Private Limited Company – Salient Features

Private Limited Company – Salient Features

Private Limited Company in India is governed by the “The Companies act 2013”. The act doesn’t allow such companies to trade its shares in Public. As per the new provision of the act, the total number of members should be minimum of two and a maximum of 200. This is the most common form of incorporation in India due to the share allotment feature through investment.

The following are the salient features of a Private Limited Company. The following information should be considered while registering a private limited company in Delhi, Mumbai, Pune, Bangalore and other cities:

  1. Number of Members: A Private Limited Company, as per the Companies Act 2013, should have a minimum of 2 members and a maximum of 200.
  2. Paid up share capital: There is no minimum limit to the amount of Share Capital required for Incorporating a Private Limited Company. This has been omitted by Act 21 of 2015 amendment of the Companies Act, with effect from 29-5-2015.
  3. Limited Liability: The Liability of the members and shareholders is only limited to the amount of shares/value of shares held by them.
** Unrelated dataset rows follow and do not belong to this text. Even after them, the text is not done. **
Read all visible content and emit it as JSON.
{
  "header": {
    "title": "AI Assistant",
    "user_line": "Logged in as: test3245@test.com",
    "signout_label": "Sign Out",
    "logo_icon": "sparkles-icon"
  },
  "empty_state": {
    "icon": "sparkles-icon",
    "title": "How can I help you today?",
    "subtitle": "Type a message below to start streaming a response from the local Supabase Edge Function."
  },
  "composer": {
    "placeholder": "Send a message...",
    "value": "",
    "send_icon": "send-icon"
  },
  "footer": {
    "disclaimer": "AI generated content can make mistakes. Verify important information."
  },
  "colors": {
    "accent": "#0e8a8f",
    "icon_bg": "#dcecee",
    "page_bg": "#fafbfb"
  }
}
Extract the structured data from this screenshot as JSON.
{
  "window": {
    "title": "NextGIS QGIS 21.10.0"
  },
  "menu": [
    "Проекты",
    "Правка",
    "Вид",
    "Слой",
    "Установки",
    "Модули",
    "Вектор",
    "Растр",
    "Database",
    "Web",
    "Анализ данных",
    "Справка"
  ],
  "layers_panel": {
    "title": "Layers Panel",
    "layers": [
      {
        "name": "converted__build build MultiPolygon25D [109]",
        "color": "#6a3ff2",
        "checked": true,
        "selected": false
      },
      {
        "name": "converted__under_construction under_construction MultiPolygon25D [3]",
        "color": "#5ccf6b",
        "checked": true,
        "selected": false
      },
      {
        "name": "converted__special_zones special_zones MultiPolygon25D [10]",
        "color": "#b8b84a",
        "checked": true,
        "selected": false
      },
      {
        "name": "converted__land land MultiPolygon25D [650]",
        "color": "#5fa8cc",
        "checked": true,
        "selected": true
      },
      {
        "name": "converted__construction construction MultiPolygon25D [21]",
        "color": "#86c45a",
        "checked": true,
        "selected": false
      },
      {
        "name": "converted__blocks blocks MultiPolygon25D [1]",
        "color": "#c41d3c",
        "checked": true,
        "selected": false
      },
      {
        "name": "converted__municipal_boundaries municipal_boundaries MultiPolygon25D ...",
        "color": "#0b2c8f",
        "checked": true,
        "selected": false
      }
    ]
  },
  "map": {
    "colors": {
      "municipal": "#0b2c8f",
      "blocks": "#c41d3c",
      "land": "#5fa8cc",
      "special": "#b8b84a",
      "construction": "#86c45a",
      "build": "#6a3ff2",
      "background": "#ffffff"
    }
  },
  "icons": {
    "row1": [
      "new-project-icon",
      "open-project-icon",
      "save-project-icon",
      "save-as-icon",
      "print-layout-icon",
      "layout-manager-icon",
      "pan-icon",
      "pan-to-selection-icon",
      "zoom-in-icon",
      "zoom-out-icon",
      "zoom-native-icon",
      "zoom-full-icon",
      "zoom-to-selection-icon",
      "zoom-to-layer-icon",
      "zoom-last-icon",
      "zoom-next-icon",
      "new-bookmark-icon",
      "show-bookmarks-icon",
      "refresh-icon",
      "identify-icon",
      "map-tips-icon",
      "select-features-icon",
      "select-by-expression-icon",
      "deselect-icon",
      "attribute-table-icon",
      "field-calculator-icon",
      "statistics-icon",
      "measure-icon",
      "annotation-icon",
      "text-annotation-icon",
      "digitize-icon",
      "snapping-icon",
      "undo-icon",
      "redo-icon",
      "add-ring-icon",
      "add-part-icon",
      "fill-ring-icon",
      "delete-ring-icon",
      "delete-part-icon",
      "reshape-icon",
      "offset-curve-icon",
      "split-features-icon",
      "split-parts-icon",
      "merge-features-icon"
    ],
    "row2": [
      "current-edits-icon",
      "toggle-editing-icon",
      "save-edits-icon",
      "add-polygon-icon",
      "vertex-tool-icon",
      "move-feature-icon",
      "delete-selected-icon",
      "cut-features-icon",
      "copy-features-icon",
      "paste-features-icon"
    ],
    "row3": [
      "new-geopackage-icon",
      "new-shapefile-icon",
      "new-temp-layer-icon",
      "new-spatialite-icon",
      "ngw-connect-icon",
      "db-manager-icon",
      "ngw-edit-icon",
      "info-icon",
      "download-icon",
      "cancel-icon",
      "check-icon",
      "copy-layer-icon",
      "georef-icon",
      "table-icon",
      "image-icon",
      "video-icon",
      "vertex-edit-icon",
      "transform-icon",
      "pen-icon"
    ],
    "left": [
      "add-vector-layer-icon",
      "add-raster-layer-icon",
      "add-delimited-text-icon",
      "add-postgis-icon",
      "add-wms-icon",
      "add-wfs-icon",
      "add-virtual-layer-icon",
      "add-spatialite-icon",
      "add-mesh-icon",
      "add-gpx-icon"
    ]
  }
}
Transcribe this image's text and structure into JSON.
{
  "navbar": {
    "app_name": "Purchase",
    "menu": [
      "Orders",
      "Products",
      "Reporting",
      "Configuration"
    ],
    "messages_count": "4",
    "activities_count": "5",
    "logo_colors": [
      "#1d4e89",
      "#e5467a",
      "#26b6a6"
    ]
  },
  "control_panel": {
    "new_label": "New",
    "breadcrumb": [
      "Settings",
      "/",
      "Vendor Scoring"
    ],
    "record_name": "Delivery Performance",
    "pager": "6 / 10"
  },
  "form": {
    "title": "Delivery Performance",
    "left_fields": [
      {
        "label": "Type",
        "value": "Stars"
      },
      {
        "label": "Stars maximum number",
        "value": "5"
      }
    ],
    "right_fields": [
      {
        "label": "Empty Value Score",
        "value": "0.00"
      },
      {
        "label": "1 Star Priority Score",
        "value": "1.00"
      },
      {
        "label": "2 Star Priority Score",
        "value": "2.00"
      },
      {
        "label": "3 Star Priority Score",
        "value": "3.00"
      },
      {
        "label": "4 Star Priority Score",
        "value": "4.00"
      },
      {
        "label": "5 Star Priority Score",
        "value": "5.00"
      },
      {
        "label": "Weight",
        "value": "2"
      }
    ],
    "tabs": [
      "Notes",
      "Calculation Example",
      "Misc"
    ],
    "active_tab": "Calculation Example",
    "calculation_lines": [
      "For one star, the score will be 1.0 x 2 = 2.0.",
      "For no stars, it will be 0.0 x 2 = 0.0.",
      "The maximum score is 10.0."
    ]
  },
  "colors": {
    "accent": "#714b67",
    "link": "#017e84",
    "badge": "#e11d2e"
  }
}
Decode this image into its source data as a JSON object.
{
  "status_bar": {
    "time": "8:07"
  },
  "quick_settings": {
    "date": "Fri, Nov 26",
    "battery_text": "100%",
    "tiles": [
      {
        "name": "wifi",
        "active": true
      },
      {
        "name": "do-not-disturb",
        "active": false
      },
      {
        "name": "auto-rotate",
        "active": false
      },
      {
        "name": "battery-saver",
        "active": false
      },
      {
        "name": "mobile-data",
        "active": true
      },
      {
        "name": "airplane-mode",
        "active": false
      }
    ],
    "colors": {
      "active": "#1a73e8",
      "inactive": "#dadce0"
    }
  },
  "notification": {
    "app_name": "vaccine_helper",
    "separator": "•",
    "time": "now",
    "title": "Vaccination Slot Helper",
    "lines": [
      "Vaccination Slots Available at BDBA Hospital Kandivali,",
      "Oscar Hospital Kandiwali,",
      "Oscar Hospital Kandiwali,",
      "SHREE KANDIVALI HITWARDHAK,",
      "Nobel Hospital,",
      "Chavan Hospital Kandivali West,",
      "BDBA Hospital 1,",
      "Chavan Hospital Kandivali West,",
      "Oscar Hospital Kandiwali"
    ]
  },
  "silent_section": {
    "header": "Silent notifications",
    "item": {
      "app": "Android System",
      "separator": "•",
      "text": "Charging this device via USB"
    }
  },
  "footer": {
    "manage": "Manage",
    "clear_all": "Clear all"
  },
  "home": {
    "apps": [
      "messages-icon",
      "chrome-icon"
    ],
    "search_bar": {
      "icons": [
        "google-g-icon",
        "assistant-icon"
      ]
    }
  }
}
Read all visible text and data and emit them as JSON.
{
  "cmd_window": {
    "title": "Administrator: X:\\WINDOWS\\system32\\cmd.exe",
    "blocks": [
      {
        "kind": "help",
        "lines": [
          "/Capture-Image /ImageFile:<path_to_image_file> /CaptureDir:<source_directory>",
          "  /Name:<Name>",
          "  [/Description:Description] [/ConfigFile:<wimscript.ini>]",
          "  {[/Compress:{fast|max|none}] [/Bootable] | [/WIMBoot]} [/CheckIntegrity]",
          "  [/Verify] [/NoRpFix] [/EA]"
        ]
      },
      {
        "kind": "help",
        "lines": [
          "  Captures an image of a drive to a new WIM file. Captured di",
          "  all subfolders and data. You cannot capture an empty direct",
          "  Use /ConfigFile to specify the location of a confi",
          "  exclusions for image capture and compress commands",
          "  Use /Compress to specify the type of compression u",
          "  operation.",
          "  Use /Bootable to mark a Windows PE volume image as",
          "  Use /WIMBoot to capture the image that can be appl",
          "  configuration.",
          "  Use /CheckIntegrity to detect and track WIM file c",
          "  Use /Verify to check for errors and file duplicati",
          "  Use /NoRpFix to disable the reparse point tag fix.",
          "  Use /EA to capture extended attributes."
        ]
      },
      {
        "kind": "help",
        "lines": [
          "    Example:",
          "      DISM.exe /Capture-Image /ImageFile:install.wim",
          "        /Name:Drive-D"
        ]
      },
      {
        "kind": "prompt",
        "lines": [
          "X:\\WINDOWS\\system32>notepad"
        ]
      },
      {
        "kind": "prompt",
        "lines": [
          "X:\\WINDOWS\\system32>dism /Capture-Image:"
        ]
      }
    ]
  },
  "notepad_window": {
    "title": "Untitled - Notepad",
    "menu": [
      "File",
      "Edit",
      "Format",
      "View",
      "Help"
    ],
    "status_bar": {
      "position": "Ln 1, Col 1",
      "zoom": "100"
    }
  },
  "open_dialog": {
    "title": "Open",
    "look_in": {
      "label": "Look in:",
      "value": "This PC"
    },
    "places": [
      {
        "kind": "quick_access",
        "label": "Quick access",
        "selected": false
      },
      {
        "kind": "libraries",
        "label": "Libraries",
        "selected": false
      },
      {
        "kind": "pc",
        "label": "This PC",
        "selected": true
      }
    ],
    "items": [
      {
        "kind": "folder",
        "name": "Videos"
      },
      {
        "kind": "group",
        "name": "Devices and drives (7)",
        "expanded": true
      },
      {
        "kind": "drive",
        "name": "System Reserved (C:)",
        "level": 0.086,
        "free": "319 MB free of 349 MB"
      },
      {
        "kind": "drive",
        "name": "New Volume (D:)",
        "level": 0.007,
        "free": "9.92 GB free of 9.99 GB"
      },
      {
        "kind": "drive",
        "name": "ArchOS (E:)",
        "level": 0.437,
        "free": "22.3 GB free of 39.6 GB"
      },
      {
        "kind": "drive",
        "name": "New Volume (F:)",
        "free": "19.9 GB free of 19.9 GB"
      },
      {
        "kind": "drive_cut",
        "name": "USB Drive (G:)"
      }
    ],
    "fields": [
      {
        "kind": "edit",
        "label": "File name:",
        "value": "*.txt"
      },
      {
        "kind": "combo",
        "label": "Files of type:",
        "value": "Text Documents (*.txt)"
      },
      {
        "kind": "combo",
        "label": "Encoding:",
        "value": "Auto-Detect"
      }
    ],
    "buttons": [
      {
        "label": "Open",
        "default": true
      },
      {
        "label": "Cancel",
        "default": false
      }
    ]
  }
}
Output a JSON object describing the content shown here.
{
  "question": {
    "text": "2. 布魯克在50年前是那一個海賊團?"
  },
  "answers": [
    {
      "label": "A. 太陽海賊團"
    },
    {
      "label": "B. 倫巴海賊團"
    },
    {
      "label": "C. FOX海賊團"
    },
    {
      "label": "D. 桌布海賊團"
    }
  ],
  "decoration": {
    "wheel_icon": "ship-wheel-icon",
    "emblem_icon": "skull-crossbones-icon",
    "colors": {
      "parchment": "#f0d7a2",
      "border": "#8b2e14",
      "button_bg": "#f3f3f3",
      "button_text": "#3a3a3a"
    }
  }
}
His personal assets are protected from being appropriated at the time of liquidation, repaying debts to the creditors.
  4. Single share held by two or more: Where a single share is held by two or more persons, it will be considered as one.
  5. Non-transferability of Shares: Shares of a Private Limited Company are non-transferable. This is to prevent large corporations like Public Limited Companies to take over small businesses.
  6. Restrictions to trade its Shares in Public: A Private Limited Company cannot sell its shares to the general public. The only way to raise capital is through Financial institutions.
  7. Invitation or acceptance of Deposits: The Companies act 1956 strictly restrict the Private Limited Company to invite or accept deposits other than its members, directors or their relatives.
  8. Employees: Past or present employees working for the company cannot be considered as a member of the Company.
  9. Separate Legal Entity: A Private Limited Company has a Separate Legal Entity and has all the rights, functions and obligations of that of Legal Person. For eg, a Private Limited Company can buy land, property, pay taxes, etc through its agents/employees/directors, etc.
  10. Paid up Capital: A Private Limited Company should have a minimum paid up capital of Rs 100000, and can be increased to a particular amount as and when required.
  11. Name Structure: After the Name approval by the MCA, the structure of the name is always in the form of Private Limited Company, i.e the name of the Company should always end with the name “Private Limited Company”.
  12. Favorable for Investment: This is the feature which makes Private Limited Company most sought over form of Incorporation in India. There is a clear distinction between directors and shareholders and hence very suitable for equity/venture funding. Unlike any other form of Incorporation, Venture Capitalists, Seed Funders and Private Equity investors always prefer a Private Limited Company. In LLP there is only availability of Partnership, and no share allocation, and in OPC, there is only one person and no scope for share allocations.